New galaxy discovered

Confirmed find would be most distant in universe

Tapping the powerful Hubble Space Telescope and a rare quirk of cosmic physics, astronomers have discovered the most distant galaxy in the universe, a faint, record-setting smear of light that flared 750 million years after the big bang.

If confirmed, astronomers said, the discovery could provide new clues to fundamental questions such as when stars first began to shine.

The infant galaxy, yet to be named, was found nestled among a massive galactic cluster known as Abell 2218. Richard Ellis, an astronomer at the California Institute of Technology in Pasadena and member of the discovery team, said the object is roughly 13 billion light-years away.
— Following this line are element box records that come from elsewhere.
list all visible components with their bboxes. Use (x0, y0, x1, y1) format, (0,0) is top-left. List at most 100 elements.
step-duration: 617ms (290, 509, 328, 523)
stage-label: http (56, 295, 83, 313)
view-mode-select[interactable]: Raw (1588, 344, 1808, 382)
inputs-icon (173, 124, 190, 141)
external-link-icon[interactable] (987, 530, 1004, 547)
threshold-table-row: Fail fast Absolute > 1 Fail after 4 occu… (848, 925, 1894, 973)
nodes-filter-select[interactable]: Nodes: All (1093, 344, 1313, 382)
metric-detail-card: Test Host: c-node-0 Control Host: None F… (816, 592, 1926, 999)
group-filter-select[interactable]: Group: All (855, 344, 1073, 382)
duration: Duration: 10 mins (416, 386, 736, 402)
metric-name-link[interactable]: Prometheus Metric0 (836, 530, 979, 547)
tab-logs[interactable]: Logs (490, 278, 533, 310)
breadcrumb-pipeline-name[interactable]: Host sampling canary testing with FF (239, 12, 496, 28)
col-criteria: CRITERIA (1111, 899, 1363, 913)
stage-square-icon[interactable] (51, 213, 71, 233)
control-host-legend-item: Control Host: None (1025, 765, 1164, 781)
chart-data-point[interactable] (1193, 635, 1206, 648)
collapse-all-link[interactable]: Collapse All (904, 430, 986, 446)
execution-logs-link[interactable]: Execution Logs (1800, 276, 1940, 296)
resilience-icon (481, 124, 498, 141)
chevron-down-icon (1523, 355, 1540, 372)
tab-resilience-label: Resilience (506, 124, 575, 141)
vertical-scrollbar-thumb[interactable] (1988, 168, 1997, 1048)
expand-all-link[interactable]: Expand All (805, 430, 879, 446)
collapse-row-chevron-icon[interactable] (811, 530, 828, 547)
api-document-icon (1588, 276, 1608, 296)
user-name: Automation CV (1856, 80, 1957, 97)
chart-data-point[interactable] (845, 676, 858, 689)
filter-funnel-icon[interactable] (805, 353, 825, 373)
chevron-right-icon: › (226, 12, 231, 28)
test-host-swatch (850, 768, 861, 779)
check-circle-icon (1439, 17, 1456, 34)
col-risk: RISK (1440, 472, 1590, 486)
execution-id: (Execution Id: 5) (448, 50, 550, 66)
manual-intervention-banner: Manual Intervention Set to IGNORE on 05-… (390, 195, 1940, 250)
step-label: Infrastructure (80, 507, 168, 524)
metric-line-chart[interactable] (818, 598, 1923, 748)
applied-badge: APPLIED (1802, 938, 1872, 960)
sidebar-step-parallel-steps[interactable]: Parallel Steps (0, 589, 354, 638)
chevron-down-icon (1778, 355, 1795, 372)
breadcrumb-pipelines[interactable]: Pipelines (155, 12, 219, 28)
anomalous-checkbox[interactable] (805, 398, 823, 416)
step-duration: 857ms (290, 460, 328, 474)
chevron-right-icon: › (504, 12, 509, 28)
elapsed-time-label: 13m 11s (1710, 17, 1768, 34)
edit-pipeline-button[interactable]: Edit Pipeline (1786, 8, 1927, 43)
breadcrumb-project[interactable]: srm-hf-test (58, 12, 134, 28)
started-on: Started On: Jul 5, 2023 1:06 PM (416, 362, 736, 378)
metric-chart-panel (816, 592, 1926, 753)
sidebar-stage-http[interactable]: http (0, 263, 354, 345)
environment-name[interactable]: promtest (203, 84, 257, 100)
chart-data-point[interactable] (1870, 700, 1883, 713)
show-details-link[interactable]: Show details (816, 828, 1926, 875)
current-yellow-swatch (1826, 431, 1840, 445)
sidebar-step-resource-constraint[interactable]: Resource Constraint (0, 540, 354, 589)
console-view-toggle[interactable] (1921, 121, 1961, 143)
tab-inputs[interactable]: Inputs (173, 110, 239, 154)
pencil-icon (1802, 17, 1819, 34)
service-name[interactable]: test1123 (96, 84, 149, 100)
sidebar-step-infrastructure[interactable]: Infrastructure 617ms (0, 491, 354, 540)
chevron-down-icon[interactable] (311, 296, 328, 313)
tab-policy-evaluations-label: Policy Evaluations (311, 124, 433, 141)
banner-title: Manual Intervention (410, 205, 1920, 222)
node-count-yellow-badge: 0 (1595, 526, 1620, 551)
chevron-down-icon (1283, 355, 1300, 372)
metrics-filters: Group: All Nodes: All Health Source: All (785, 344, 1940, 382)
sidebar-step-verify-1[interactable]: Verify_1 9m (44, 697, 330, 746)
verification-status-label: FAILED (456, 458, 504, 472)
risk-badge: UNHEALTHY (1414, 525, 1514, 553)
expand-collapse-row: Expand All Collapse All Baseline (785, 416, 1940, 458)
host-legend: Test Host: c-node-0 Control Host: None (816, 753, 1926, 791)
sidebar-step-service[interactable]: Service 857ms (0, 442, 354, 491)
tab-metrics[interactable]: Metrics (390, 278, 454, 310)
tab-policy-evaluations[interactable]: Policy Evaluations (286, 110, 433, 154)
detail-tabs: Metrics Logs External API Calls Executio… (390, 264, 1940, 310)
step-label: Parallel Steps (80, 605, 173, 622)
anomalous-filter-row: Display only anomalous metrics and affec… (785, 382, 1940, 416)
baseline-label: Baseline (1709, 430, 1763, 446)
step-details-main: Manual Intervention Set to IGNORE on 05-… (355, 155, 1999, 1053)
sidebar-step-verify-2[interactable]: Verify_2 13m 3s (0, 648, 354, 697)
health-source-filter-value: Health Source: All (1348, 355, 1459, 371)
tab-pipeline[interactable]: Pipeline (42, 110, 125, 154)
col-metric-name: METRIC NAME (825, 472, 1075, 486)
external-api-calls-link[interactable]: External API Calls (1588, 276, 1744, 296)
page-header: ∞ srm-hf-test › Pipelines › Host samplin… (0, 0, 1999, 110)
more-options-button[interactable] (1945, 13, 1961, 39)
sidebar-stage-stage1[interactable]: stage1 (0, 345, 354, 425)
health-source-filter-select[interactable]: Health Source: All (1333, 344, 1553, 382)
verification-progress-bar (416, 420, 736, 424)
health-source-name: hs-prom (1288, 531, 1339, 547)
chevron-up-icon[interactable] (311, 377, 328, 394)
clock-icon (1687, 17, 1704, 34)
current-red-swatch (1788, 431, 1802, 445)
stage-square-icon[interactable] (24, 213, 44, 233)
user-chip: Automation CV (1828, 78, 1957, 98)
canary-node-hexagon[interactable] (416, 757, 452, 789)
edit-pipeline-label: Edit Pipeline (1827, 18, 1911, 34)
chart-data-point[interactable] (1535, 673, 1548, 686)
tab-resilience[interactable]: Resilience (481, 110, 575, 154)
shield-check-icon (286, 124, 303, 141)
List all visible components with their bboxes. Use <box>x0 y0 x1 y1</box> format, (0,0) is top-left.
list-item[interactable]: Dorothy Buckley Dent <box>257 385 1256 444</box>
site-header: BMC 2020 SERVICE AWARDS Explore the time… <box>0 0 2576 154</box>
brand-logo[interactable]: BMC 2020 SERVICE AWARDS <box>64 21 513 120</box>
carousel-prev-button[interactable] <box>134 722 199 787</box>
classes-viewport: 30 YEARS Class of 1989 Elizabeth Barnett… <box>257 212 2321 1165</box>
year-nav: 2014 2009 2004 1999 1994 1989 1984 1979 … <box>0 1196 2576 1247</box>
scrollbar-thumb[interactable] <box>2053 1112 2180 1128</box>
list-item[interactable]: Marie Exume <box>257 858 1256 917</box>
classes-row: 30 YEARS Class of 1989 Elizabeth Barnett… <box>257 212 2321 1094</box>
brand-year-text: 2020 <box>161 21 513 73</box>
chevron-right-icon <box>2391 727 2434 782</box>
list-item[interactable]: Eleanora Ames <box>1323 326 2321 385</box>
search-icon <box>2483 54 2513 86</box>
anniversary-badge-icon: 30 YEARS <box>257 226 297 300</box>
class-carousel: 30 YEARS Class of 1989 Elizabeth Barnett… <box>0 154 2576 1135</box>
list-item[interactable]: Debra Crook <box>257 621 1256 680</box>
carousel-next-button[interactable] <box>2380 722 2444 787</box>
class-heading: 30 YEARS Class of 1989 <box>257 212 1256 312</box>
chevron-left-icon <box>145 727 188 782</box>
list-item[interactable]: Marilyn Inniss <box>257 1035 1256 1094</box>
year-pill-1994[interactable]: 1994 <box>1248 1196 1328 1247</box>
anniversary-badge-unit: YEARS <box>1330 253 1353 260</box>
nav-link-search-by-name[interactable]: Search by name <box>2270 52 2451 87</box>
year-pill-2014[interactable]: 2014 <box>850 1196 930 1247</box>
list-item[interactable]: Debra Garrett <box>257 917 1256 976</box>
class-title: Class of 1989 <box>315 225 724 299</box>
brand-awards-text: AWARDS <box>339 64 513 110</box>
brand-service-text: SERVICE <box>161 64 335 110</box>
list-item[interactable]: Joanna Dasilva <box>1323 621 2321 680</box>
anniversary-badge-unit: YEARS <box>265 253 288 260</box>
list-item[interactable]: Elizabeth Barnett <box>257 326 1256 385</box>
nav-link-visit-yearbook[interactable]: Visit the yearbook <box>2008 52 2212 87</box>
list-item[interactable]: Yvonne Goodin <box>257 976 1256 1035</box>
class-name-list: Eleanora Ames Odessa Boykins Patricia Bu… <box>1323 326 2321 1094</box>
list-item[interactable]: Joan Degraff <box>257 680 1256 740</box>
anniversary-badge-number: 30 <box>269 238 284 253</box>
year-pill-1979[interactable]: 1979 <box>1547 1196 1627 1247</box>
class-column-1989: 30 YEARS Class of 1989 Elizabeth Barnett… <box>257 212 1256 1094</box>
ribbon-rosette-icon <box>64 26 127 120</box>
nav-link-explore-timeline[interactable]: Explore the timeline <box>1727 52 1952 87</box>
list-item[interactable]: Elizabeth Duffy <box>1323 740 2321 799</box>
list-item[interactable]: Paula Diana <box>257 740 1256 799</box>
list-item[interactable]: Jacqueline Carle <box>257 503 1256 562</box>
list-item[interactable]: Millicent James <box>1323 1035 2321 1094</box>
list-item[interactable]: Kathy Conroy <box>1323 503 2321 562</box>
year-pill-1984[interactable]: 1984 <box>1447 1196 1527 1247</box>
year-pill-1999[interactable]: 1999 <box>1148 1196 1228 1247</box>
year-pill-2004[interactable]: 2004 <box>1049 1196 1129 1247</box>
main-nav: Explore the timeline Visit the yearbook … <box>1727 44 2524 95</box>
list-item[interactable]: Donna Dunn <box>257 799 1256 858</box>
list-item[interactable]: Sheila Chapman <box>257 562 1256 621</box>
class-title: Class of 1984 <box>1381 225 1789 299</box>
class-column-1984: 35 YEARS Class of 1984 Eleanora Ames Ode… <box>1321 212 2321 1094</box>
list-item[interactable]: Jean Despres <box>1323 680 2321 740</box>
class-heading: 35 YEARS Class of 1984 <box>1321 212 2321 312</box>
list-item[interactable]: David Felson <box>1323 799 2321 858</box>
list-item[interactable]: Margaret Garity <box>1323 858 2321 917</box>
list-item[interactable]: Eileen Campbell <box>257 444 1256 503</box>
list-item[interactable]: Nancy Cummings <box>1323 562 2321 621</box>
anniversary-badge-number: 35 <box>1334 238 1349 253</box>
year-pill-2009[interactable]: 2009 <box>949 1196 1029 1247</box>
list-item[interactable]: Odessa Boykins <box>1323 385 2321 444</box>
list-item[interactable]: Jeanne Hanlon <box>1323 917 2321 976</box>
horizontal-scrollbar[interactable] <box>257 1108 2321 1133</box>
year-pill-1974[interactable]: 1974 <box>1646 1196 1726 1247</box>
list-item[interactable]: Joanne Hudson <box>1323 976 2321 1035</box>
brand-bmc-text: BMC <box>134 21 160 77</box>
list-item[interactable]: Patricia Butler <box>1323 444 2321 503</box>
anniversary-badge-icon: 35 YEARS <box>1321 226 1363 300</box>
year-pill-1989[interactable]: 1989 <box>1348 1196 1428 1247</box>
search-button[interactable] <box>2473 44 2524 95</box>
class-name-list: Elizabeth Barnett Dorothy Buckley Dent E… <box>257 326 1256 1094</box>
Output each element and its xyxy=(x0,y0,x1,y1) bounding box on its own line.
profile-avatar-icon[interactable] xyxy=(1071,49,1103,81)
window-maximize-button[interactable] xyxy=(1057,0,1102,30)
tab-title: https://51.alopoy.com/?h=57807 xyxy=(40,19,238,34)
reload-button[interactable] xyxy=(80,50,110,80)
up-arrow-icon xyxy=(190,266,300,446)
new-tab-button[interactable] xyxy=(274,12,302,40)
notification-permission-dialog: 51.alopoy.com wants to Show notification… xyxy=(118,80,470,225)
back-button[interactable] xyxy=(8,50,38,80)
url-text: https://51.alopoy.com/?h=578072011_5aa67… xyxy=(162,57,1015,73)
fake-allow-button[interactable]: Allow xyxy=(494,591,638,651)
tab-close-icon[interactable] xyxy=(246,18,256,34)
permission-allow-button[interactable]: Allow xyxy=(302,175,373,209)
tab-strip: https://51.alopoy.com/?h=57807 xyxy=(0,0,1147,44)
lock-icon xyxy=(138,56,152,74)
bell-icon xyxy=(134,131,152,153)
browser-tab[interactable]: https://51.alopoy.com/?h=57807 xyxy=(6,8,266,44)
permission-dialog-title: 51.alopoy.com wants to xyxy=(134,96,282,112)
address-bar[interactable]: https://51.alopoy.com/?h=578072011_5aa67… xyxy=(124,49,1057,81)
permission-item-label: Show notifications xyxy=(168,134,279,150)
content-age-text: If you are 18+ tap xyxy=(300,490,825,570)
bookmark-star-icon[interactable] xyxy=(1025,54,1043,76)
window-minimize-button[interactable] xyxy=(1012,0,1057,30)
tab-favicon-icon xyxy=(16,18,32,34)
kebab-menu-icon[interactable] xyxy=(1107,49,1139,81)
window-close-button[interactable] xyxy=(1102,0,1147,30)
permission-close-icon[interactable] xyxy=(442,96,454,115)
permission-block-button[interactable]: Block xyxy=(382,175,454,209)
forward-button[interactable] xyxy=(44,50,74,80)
One light-year is the distance light travels in a year, about 5.8 trillion miles.

The galaxy, said Ellis, likely was among the first formed after the mysterious period astronomers refer to as the “Dark Ages,” an epoch before the lights in the universe came on. “In human terms, the universe isn’t even on its feet yet. It’s a toddler,” he said.

A paper describing the find will be published in The Astrophysical Journal.

Ferreting out so distant and dim an object is an extraordinary technical feat, astronomers said. To do it, Ellis and his team turned to two of the world’s most powerful telescopes.

But the astronomers said even the most powerful telescopes — Hubble’s Advanced Camera for Surveys and the W.M. Keck Telescope on Mauna Kea in Hawaii — weren’t powerful enough to see the infant galaxy. Ellis and his team also took advantage of a rare cosmic quirk known as a “gravitational lens” that naturally magnifies light from distant objects.

Gravitational lenses are so rare that astronomers know of fewer than 30 in the universe. They arise when light emanating from a distant star is amplified by the gravitational field of a massive object in its path — in this case, the galactic cluster Abell 2218.

In all, the newly found galaxy is less than one-tenth the size of our own, the Milky Way. Preliminary evidence also indicated it contains huge stars many times the size of our sun.